There are two suggestions which I don't think I've seen yet here:
- I always thought that the standard practice was to have a short delay (a second or so) after each wrong login for every user. This deters brute-force, but I don't know how long a one second delay would keep a dictionary attack at bay. (dictionary of 10,000 words == 10,000 seconds == about 3 hours. Hmm. Not good enough.)
- instead of a site-wide slow down, why not a user-name throttle. The throttle becomes increasingly harsh with each wrong attempt (up to a limit, I guess so the real user can still login)
Edit: In response to comments on a username throttle: this is a username specific throttle without regard to the source of the attack.
If the username is throttled, then even a coordinated username attack (multi IP, single guess per IP, same username) would be caught.

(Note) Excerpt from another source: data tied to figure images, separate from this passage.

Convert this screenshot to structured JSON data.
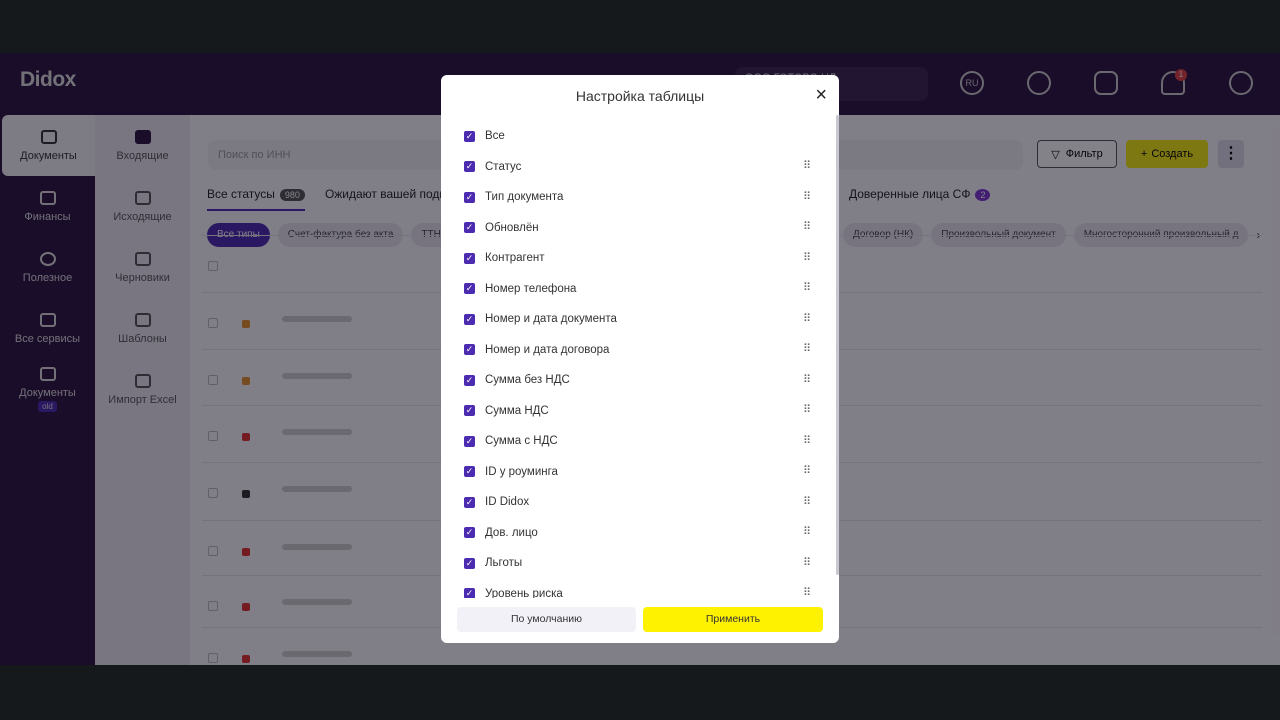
{
  "header": {
    "logo": "Didox",
    "company": "ООО ГОТОВО НЛ",
    "lang": "RU",
    "notifications": "1"
  },
  "sidebar": {
    "items": [
      {
        "label": "Документы"
      },
      {
        "label": "Финансы"
      },
      {
        "label": "Полезное"
      },
      {
        "label": "Все сервисы"
      },
      {
        "label": "Документы",
        "badge": "old"
      }
    ]
  },
  "subnav": {
    "items": [
      {
        "label": "Входящие"
      },
      {
        "label": "Исходящие"
      },
      {
        "label": "Черновики"
      },
      {
        "label": "Шаблоны"
      },
      {
        "label": "Импорт Excel"
      }
    ]
  },
  "main": {
    "search_placeholder": "Поиск по ИНН",
    "filter_label": "Фильтр",
    "create_label": "Создать",
    "tabs": [
      {
        "label": "Все статусы",
        "count": "980"
      },
      {
        "label": "Ожидают вашей подписи"
      }
    ],
    "tab_right": {
      "label": "Доверенные лица СФ",
      "count": "2"
    },
    "chips": [
      "Все типы",
      "Счет-фактура без акта",
      "ТТН (с"
    ],
    "chips_right": [
      "Договор (НК)",
      "Произвольный документ",
      "Многосторонний произвольный д"
    ]
  },
  "modal": {
    "title": "Настройка таблицы",
    "items": [
      "Все",
      "Статус",
      "Тип документа",
      "Обновлён",
      "Контрагент",
      "Номер телефона",
      "Номер и дата документа",
      "Номер и дата договора",
      "Сумма без НДС",
      "Сумма НДС",
      "Сумма с НДС",
      "ID у роуминга",
      "ID Didox",
      "Дов. лицо",
      "Льготы",
      "Уровень риска"
    ],
    "default_label": "По умолчанию",
    "apply_label": "Применить"
  },
  "colors": {
    "accent": "#4b2bb0",
    "apply": "#fff200",
    "sidebar": "#2b1540"
  }
}
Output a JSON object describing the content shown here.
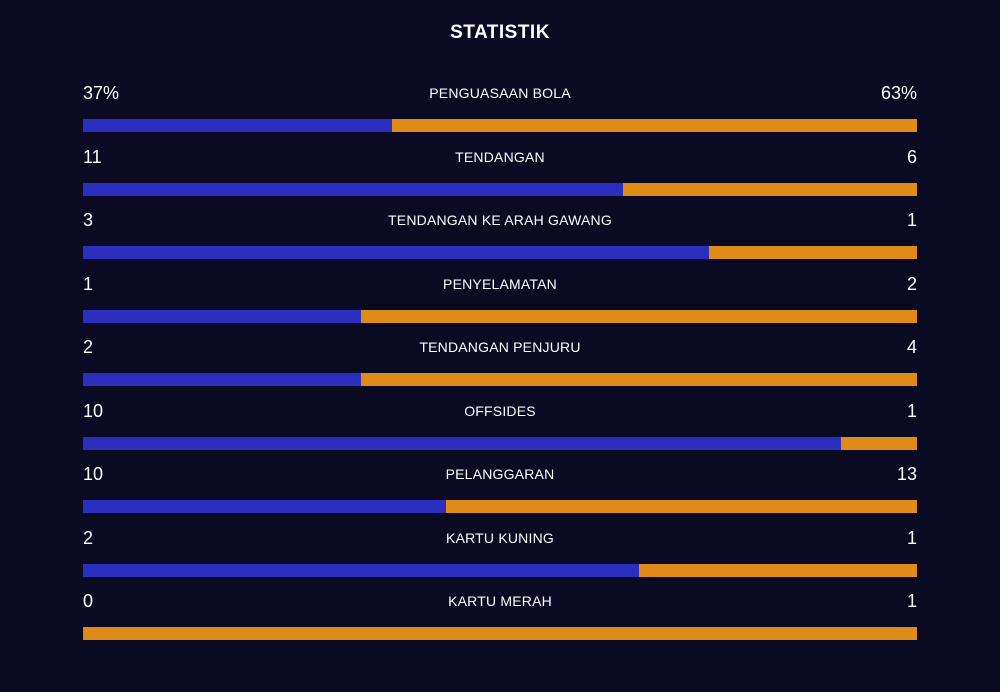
{
  "title": "STATISTIK",
  "colors": {
    "background": "#0a0a23",
    "home": "#2b2fbf",
    "away": "#e08a18",
    "text": "#ffffff"
  },
  "stats": [
    {
      "label": "PENGUASAAN BOLA",
      "home": "37%",
      "away": "63%",
      "home_share": 0.37
    },
    {
      "label": "TENDANGAN",
      "home": "11",
      "away": "6",
      "home_share": 0.647
    },
    {
      "label": "TENDANGAN KE ARAH GAWANG",
      "home": "3",
      "away": "1",
      "home_share": 0.75
    },
    {
      "label": "PENYELAMATAN",
      "home": "1",
      "away": "2",
      "home_share": 0.333
    },
    {
      "label": "TENDANGAN PENJURU",
      "home": "2",
      "away": "4",
      "home_share": 0.333
    },
    {
      "label": "OFFSIDES",
      "home": "10",
      "away": "1",
      "home_share": 0.909
    },
    {
      "label": "PELANGGARAN",
      "home": "10",
      "away": "13",
      "home_share": 0.435
    },
    {
      "label": "KARTU KUNING",
      "home": "2",
      "away": "1",
      "home_share": 0.667
    },
    {
      "label": "KARTU MERAH",
      "home": "0",
      "away": "1",
      "home_share": 0.0
    }
  ]
}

Individual usernames are protected by the throttle, even if the attackers are free to try another user/pass during the timeout.
From an attackers point of view, during the timeout you may be able to take a first time guess at 100 passwords, and quickly discover one wrong password per account. You may only be able to make a 50 second guesses for the same time period.
From a user account point of view, it still takes the same average number of guesses to break the password, even if the guesses are coming from multiple sources.
For the attackers, at best, it will be the same effort to break 100 accounts as it would 1 account, but since you're not throttling on a site wide basis, you can ramp up the throttle quite quickly.
Extra refinements:
- detect IPs that are guessing multiple accounts - 408 Request Timeout
- detect IPs that are guessing the same account - 408 Request Timeout after a large (say 100) number of guesses.
UI ideas (may not be suitable in this context), which may also refine the above:
- if you are in control of the password setting, then showing the user how strong their password is encourages them to pick a better one.
- if you are in control of the login page, after a small (say 10) number of guesses of a single username, offer a CAPTCHA.